Ongoing Exploration: With the exploration capability now proven, the team continued identifying new opportunities. Three additional concepts entered the exploration phase: predictive maintenance for reusable packaging assets, a cargo compliance and documentation platform, and sustainability tracking for supply chain emissions—each leveraging the data and customer relationships built through CargoShield.

Transformation Outcomes — Year 3

$48M
New Annual Recurring Revenue
From $0 at start of initiative
81%
Average Damage Reduction
For CargoShield customers vs. baseline
96%
Customer Retention Rate
Net revenue retention: 118%
24%
Group Revenue from Services
Up from 0% at initiative start
+28%
Product Revenue Growth
Service customers buy more products
$4.8M
Platform Licensing Revenue
5 insurers + 3 carrier partnerships
Cordstrap — Year 3 Combined Business Model Transformed Business
Key Partners
  • Raw material suppliers (core)
  • IoT sensor manufacturers (new)
  • Cloud infrastructure (new)
  • Local logistics partners (new)
  • Cargo insurers (new)
Key Activities
  • Product manufacturing (core)
  • Service delivery operations (new)
  • 24/7 monitoring centre (new)
  • Data analytics & ML (new)
  • Platform development (new)
Key Resources
  • Manufacturing facilities (core)
  • IoT sensor network (new)
  • Predictive analytics platform (new)
  • Shipment data (new moat)
  • Customer success teams (new)
Value Proposition
  • Quality protection products (core)
  • Guaranteed damage-free delivery (new)
  • Real-time visibility (new)
  • Predictive risk intelligence (new)
  • Data-driven insights (new)
Customer Relationships
  • Transactional sales (core)
  • Outcome-based partnerships (new)
  • Customer success management (new)
  • Quarterly business reviews (new)
Channels
  • Direct sales (core)
  • Distributor network (core)
  • Digital platform/dashboard (new)
  • API integrations (new)
  • Partner channels (new)
Customer Segments
  • All cargo shippers (core products)
  • High-value cargo shippers (service)
  • Cargo insurers (platform)
  • Carriers & platforms (platform)
Cost Structure
  • Manufacturing (core: 40% COGS)
  • Service operations (new: variable)
  • Technology platform (new: fixed)
  • Customer success (new: semi-fixed)
Revenue Streams
  • Product sales (core: 76%)
  • Service subscriptions (new: 19%)
  • Platform licensing (new: 5%)

Key Lessons from the Transformation

Start with Desirability—Even at Scale

Despite pressure to build technology first given available resources, the team validated customer demand with LOIs before major investment.
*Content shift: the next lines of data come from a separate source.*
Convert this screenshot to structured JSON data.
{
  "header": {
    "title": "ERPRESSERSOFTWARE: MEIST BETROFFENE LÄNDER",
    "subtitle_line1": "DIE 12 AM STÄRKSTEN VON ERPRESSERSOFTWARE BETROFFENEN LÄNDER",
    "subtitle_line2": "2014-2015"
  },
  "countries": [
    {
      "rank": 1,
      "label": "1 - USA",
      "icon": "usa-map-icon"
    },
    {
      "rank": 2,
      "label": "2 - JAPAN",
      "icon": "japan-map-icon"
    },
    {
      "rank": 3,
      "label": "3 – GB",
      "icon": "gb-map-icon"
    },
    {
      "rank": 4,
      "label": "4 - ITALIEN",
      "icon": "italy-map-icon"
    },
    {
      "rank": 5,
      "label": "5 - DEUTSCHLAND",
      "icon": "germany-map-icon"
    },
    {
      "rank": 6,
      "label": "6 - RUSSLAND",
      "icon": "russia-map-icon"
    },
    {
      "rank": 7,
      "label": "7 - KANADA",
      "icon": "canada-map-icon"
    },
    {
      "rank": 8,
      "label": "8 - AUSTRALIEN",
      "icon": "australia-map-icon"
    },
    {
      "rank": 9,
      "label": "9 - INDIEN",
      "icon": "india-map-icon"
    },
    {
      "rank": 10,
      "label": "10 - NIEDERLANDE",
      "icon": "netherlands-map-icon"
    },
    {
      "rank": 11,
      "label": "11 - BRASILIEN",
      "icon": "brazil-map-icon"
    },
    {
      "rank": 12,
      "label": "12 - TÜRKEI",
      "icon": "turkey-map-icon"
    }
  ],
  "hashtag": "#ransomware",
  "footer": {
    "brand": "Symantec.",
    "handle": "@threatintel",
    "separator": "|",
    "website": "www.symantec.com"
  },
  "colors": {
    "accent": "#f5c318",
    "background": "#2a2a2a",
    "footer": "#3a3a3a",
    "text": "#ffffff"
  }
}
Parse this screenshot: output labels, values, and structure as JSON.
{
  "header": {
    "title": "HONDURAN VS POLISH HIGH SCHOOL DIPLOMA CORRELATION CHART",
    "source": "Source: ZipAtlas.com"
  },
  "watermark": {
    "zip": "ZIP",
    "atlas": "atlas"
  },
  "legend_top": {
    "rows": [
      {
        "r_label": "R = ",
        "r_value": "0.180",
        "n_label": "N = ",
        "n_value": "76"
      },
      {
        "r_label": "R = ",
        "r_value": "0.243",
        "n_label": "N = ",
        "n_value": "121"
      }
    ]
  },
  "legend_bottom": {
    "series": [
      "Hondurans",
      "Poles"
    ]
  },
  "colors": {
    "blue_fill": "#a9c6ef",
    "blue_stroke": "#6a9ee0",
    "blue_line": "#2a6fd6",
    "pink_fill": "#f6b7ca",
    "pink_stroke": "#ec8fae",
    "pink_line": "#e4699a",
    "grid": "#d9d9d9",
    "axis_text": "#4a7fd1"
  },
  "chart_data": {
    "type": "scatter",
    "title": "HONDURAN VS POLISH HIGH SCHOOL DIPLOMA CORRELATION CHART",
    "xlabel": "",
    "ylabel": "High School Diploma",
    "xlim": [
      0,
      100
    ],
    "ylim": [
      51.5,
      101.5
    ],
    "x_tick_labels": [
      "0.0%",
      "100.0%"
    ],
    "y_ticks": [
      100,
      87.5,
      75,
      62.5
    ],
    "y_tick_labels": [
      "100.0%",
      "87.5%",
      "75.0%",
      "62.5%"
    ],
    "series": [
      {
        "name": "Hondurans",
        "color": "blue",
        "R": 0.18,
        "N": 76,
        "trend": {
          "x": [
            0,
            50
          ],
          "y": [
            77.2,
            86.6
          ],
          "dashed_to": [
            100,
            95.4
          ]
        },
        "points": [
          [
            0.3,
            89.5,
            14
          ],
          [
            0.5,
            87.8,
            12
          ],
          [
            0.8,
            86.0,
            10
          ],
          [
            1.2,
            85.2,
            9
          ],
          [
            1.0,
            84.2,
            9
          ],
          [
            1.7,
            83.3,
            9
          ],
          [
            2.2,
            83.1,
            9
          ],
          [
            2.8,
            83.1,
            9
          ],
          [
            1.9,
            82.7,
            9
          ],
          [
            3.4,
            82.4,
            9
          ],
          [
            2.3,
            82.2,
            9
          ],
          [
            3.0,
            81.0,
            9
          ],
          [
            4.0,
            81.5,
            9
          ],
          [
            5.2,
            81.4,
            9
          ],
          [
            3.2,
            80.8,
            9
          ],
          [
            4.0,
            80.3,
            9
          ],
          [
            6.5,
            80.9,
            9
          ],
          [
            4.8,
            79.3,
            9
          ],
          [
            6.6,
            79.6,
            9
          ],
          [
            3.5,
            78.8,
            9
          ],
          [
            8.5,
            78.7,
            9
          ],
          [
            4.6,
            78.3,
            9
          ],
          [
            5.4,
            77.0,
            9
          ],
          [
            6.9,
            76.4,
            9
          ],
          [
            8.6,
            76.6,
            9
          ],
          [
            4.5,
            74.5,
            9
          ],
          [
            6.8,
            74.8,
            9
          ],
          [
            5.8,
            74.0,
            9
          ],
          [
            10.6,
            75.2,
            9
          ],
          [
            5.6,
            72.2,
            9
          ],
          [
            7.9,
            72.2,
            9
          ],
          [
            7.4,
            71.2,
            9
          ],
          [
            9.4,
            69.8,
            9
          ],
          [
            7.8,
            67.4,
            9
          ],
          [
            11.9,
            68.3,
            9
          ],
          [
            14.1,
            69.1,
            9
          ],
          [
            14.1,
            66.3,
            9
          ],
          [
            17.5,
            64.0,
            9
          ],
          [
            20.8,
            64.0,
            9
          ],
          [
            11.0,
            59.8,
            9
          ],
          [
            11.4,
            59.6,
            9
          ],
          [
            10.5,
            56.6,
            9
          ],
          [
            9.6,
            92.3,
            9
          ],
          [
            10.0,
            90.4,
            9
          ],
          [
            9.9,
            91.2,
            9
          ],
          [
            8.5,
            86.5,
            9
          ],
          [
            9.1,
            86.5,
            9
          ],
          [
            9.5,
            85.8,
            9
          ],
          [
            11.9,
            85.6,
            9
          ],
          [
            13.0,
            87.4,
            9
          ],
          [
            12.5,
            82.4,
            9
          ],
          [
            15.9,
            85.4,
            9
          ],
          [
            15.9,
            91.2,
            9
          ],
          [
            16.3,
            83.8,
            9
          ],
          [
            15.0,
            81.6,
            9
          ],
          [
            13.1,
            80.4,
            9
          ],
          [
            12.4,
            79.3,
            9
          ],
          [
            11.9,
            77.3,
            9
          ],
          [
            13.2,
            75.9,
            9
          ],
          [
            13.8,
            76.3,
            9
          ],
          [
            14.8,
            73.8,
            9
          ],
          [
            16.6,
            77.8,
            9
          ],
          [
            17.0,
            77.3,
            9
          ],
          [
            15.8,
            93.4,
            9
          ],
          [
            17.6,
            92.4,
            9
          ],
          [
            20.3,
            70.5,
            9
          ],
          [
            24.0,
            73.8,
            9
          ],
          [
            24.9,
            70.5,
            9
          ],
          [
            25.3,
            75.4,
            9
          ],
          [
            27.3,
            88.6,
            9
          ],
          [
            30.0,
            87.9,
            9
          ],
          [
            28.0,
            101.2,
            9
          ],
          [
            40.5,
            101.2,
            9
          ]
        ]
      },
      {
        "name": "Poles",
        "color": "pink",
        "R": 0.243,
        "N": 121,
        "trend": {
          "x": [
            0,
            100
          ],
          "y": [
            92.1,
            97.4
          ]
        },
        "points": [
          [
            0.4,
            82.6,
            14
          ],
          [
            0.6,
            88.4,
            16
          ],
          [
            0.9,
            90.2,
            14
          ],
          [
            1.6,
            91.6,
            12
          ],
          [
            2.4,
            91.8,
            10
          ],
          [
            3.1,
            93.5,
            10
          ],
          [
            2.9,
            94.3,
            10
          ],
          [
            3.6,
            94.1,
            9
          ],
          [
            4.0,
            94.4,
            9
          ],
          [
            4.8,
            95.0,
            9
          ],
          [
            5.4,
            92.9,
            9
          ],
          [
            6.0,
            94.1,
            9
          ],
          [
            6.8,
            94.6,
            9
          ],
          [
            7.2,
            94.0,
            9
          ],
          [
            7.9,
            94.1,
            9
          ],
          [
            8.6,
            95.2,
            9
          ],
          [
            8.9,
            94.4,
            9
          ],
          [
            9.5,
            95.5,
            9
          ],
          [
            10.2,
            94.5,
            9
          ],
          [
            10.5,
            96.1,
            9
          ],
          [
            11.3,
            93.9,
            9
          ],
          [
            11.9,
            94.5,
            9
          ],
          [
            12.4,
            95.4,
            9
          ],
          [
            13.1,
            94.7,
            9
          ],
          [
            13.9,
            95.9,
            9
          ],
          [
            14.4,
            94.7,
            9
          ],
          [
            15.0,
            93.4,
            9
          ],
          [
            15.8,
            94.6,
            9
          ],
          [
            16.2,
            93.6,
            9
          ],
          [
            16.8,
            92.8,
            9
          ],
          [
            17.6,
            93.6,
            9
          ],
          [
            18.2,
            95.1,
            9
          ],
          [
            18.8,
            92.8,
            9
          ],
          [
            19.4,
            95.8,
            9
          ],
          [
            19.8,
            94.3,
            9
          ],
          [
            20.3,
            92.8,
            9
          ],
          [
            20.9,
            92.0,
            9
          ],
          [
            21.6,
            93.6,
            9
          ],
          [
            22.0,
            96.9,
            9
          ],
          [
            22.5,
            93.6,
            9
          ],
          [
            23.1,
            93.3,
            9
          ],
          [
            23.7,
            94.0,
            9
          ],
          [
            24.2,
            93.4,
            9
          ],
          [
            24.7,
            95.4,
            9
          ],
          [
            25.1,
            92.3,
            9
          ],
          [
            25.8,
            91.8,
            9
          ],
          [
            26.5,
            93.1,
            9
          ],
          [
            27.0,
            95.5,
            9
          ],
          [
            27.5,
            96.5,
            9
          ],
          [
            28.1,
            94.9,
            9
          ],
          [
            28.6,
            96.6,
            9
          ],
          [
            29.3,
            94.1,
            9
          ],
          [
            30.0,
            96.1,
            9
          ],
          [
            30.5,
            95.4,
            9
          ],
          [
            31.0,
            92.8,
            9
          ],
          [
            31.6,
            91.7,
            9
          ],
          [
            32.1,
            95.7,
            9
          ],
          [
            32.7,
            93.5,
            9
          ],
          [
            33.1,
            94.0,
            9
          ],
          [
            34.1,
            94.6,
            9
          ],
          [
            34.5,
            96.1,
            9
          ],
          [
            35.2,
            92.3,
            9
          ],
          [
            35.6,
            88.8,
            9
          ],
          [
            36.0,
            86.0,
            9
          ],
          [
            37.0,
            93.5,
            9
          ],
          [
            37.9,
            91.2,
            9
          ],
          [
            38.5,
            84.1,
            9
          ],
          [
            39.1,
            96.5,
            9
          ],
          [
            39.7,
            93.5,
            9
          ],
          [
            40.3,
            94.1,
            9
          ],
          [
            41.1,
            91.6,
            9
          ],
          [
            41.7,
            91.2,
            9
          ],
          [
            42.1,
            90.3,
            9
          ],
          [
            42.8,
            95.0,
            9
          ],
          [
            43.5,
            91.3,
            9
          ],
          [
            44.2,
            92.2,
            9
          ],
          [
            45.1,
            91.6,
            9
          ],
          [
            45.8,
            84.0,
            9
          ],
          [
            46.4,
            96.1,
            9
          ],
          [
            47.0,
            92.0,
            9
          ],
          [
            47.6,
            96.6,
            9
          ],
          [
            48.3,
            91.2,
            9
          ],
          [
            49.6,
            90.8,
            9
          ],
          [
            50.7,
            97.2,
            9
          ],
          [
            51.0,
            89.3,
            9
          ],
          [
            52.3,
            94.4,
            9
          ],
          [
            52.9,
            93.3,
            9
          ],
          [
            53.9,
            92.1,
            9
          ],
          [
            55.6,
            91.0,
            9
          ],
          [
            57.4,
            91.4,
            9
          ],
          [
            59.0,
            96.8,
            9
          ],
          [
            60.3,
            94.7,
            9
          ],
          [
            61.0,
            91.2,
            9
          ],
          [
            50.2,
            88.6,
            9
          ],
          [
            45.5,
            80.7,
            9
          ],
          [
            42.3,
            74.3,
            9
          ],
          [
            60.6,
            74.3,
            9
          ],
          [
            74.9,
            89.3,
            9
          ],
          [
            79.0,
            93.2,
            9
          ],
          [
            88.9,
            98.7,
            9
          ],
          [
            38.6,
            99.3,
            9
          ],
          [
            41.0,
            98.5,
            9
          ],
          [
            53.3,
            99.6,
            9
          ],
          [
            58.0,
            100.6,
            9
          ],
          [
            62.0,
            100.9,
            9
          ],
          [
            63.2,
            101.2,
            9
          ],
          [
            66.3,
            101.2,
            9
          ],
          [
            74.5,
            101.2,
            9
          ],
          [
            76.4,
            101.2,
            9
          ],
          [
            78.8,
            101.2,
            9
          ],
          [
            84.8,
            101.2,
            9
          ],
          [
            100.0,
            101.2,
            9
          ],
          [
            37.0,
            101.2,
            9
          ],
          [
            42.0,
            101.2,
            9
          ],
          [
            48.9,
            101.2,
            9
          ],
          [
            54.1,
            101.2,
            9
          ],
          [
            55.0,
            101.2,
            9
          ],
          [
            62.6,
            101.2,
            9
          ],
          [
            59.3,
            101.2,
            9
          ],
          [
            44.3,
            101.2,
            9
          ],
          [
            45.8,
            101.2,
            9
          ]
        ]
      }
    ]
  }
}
Eighteen signed LOIs from top accounts de-risked an $12M commercialisation decision.

Leverage the Customer Base

With 1,000+ existing relationships, Cordstrap had a built-in test market and sales pipeline. Acquisition costs were 65% lower selling to existing customers than acquiring new ones. Trust was already established.

Iterate Economics Relentlessly

Initial pricing and margin assumptions proved optimistic. The team ran three pricing model iterations during the pilot before finding the right structure. Flexibility preserved the opportunity.

Service Amplifies Products

Fears of cannibalisation proved unfounded. Service customers consumed 28% more protection products as relationships deepened and usage expanded to new routes and facilities. The flywheel worked.

Data Compounds Into Moat

The predictive model improved with each shipment. After 50,000+ monitored containers, accuracy reached 91%—a level that would take competitors years to replicate without equivalent data history.

Platform Opportunities Emerge

The $4.8M licensing revenue wasn't in the original plan—it emerged from insurer and carrier interest during the pilot. Staying alert to unexpected value creation paths turned a bonus into a meaningful revenue stream.